Hay muchas ideas y planes muy útiles para democratizar la economía que se sugieren en esta sección final de “Capitalismo Buitre”, pero todos adolecen del mismo problema, que es el poder del capital. Cuando alguno de ellos empieza a ganar tracción, desde las iniciativas innovadoras de la GLC en los años 80 (p.240) hasta el Chile de Allende, el capital tiene el poder político y terrorista para acabar con ellos. Hay otra debilidad en planes como el presupuesto participativo, y es que no hacen nada para desafiar la propiedad y el control de la producción, y sólo tomando el control en esa esfera se puede romper realmente el poder del capital.

Por lo tanto, tiene que haber una estrategia mejor que aceptar que en los “sistemas electorales mayoritarios… los activistas no tienen más opción que trabajar dentro de los partidos socialdemócratas existentes”. Hacerlo con éxito, sin embargo, requerirá un fuerte enfoque en la construcción de poder también fuera de estos partidos – en las comunidades, en el movimiento obrero y en las calles” (p.282). La derrota del proyecto de Corbyn se produjo hace ya más de cuatro años, así que esto no sirve como estrategia. Del mismo modo, invocar proyectos de izquierda en “sistemas más pluralistas”, como “el “partido-movimiento” defendido por activistas y políticos en países como España” (p.283), se lee particularmente débil, dados los fracasos de cada aventura reformista desde Syriza a Podemos y Die Linke.

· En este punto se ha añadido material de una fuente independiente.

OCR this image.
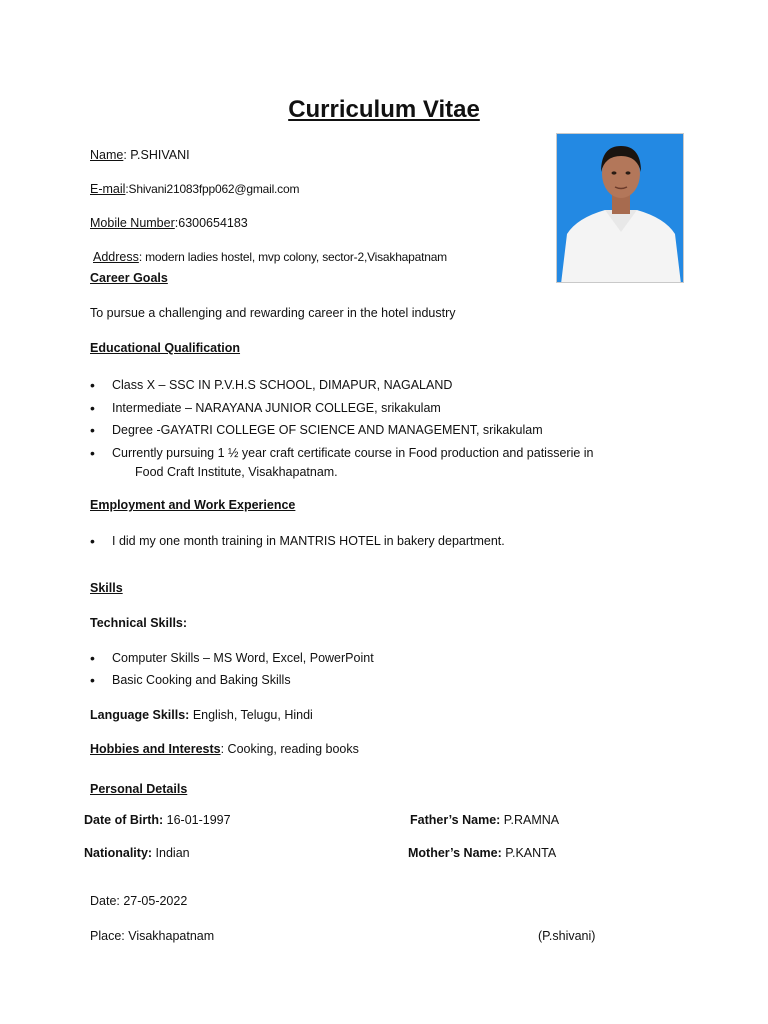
Curriculum Vitae
Name: P.SHIVANI
E-mail:Shivani21083fpp062@gmail.com
Mobile Number:6300654183
Address: modern ladies hostel, mvp colony, sector-2,Visakhapatnam
Career Goals
To pursue a challenging and rewarding career in the hotel industry
Educational Qualification
• Class X – SSC IN P.V.H.S SCHOOL, DIMAPUR, NAGALAND
• Intermediate – NARAYANA JUNIOR COLLEGE, srikakulam
• Degree -GAYATRI COLLEGE OF SCIENCE AND MANAGEMENT, srikakulam
• Currently pursuing 1 ½ year craft certificate course in Food production and patisserie in
Food Craft Institute, Visakhapatnam.
Employment and Work Experience
• I did my one month training in MANTRIS HOTEL in bakery department.
Skills
Technical Skills:
• Computer Skills – MS Word, Excel, PowerPoint
• Basic Cooking and Baking Skills
Language Skills: English, Telugu, Hindi
Hobbies and Interests: Cooking, reading books
Personal Details
Date of Birth: 16-01-1997	Father’s Name: P.RAMNA
Nationality: Indian	Mother’s Name: P.KANTA
Date: 27-05-2022
Place: Visakhapatnam	(P.shivani)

Durante largos tramos de “Capitalismo Buitre”, Blakeley parece estar argumentando firmemente que el capitalismo planificado por las corporaciones necesita ser reemplazado por completo por un sistema económico planificado democráticamente. Si esa es la impresión correcta, entonces la única respuesta es construir un movimiento revolucionario de masas para llevar a cabo tal sistema. Perder el tiempo trabajando en los partidos socialdemócratas existentes no nos va a llevar a ninguna parte.

Dominic Alexander 

es miembro de Counterfire, del que es editor de reseñas de libros. Es activista desde hace mucho tiempo en el norte de Londres. Es historiador y entre sus trabajos se incluyen el libro Saints and Animals in the Middle Ages (2008), una historia social de los cuentos medievales de maravillas, y artículos sobre el primer revolucionario de Londres, William Longbeard, y la revuelta de 1196, en Viator 48:3 (2017), y Science and Society 84:3 (julio de 2020). También es autor de los libros Counterfire, The Limits of Keynesianism (2018) -traducido por Bellaterra Editorial al español- y Trotsky in the Bronze Age (2020).